1.1. Bij besluit van 19 december 2006 heeft het College de bijstand van [S.] per 1 januari 2007 met 30% gedurende 1 maand verlaagd op de grond dat zij ten gevolge van schending van de inlichtingenverplichting ten onrechte of tot een te hoog bedrag bijstand heeft ontvangen.
1.2. Bij besluit van 19 maart 2007 heeft het College het tegen het besluit van 19 december 2006 gemaakte bezwaar gegrond verklaard en dit besluit herroepen. Het College heeft daartoe overwogen dat, gelet op de leeftijd van [S.] en haar afhankelijkheid van anderen, sprake is van een dringende reden en dat op grond daarvan van het opleggen van een maatregel wordt afgezien
2. Bij de aangevallen uitspraak heeft de rechtbank het beroep tegen het besluit van 19 maart 2007 niet-ontvankelijk verklaard wegens het ontbreken van een rechtens te honoreren procesbedrag.
3. Appellante heeft zich in hoger beroep gemotiveerd tegen deze uitspraak gekeerd.
4. De Raad komt tot de volgende beoordeling.
4.1. Volgens vaste rechtspraak van de Raad is er sprake van voldoende procesbelang indien het resultaat dat de indiener van een bezwaar- of beroepschrift met het maken van bezwaar of het instellen van (hoger) beroep nastreeft, ook daadwerkelijk kan worden bereikt en het realiseren van dat resultaat voor deze indiener feitelijk betekenis kan hebben.
4.2. De Raad stelt vast dat het College met het besluit van 19 maart 2007 de wegens schending van de inlichtingenverplichting aan [S.] opgelegde maatregel volledig heeft herroepen. Daarmee was het belang van [S.] bij een beoordeling van dat besluit in beginsel komen te vervallen. Inmiddels is [S.] overleden, zodat de wegens dringende redenen herroepen maatregel geen consequenties meer kan hebben voor een langdurigheidstoeslag en eventuele recidive, waarbij de herroepen maatregel mogelijk een rol zou spelen, zich niet meer kan voordoen. Dat appellante het, mede in verband met de door haar voortgezette procedure van [S.] met reg.nr. 08/2795 WWB, van belang acht dat in de onderhavige procedure duidelijkheid wordt gegeven over de hiervoor genoemde dringende redenen, is onvoldoende voor een procesbelang. Voorts is in beroep bij de rechtbank namens [S.] geen verzoek om schadevergoeding gedaan.

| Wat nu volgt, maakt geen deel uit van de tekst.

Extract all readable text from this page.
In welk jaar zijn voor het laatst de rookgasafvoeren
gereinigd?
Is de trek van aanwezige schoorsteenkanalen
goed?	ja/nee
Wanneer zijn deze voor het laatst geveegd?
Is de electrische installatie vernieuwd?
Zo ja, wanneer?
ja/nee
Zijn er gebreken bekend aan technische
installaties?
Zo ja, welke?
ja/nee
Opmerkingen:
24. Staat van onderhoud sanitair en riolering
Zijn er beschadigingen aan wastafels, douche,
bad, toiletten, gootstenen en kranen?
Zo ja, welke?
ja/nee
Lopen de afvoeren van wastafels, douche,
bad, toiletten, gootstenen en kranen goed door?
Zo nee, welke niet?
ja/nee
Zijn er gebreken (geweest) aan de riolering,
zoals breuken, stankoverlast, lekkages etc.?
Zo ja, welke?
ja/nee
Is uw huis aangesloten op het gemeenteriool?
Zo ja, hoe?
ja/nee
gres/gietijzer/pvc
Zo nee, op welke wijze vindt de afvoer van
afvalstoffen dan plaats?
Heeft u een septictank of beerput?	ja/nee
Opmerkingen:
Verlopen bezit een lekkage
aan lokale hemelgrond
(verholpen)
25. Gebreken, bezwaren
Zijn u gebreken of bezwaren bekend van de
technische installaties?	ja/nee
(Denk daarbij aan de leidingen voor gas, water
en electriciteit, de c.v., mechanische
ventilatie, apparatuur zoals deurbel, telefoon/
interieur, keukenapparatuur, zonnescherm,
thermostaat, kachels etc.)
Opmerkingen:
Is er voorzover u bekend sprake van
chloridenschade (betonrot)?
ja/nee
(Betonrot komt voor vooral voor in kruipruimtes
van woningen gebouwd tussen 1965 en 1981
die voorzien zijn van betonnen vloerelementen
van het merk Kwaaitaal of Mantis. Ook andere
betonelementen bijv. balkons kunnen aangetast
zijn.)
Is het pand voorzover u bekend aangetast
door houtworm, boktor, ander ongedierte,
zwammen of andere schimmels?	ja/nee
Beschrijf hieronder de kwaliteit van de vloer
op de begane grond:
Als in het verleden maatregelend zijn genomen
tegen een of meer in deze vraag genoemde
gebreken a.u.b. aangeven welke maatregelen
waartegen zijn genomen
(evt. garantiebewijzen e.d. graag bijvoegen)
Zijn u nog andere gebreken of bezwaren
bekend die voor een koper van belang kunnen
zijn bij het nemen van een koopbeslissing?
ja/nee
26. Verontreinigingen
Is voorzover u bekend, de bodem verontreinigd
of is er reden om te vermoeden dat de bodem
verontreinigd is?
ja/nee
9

4.3. Uit het hiervoor overwogene volgt dat de rechtbank het beroep terecht
niet-ontvankelijk heeft verklaard. De aangevallen uitspraak komt derhalve voor bevestiging in aanmerking.
5. De Raad ziet geen aanleiding voor een veroordeling in de proceskosten.
III. BESLISSING
De Centrale Raad van Beroep;
Recht doende:
Bevestigt de aangevallen uitspraak.
Deze uitspraak is gedaan door A.B.J. van der Ham als voorzitter en J.J.A. Kooijman en W.F. Claessens als leden, in tegenwoordigheid van P.C. de Wit als griffier. De beslissing is uitgesproken in het openbaar op 5 oktober 2009.